The film is a visual feast, with the swift camera pans accentuated by the vibrant colors and smooth animation. Anderson has always done a good job of focusing the viewer’s eye to his subject and exemplifying the film’s emotions through the actions on the screen. Whether it’s a closeup of a character’s eyes as they come to a realization or a chaotic zoom in to emphasize a shocking turn of events, he uses film composition to keep his stories interesting and heartfelt.

He also continues to display his unique wit and charm. The main characters have interesting personality quirks and story arcs and the script keeps the action going at a brisk, never-boring pace. Things move fast and the audience is rewarded for keeping up with his trademark jokes.

For Anderson though, his repetitive style is beginning to border on unoriginality. There are enough differentiations in theme and plot to keep his films interesting for the time being, but like many others before him, his movies are all starting to feel the same: dysfunctional family, long lost relatives, quirky side characters, prestige vs. instinct quarrels, blatant yet funny dialogue, Bill Murray, Edward Norton, Bob Balaban, F. Murray Abraham, Jeff Goldblum. There is a risk that he may soon seem to be parodying himself and that would demean his otherwise strong stories.

And a continuous problem with Anderson in all of his movies is his lack of female characters. Not only are they not protagonists, they are distinctly lacking everywhere onscreen. The vast majority of his characters are white males. And the women of the story serve mostly as companions or sex objects (not in an overt, callous way but in a matter-of-fact way). They are distant and detached or committed to a cause past thought of their own lives. It would be interesting for him to branch out not only in his style, but also his cast list. Many of the roles in his films could indeed be women characters, but he has trouble writing that way.
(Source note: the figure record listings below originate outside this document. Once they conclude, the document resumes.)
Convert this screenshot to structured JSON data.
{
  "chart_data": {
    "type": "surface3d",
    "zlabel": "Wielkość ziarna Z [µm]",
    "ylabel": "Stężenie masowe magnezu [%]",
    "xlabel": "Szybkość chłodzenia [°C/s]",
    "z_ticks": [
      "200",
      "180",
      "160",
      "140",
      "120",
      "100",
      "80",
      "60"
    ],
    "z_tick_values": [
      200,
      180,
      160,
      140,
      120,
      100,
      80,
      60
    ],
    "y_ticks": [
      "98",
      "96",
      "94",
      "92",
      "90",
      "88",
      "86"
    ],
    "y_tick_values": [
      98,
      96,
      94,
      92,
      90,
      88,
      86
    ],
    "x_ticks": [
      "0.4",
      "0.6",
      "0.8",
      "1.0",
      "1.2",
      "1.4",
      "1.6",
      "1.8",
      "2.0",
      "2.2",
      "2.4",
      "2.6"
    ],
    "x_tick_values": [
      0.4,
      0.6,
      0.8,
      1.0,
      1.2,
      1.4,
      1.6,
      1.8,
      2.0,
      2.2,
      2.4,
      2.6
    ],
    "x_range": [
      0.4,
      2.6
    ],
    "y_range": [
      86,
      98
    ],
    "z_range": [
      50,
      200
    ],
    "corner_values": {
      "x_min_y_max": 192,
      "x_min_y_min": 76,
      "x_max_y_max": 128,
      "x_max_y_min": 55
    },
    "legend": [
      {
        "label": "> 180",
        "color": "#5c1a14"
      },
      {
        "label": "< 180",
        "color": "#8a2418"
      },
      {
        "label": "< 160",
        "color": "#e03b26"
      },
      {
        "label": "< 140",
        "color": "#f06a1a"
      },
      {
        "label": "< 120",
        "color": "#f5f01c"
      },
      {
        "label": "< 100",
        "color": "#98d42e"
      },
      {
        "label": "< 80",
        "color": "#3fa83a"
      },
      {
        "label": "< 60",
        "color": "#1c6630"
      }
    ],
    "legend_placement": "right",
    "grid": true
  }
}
Ultimately, “Isle of Dogs” succeeds not only as another strong Anderson film that fits into his canon, but also because it mirrors current events. It’s a story about the outsider who benefits society, about government manipulation to find a common enemy to consolidate power, about abusing the environment and leaving our children messes and trash, about the importance of science and reason over preconceived biases and about our basic communication with nature, respecting and cultivating it. It’s a beautiful story that exemplifies what Anderson does best.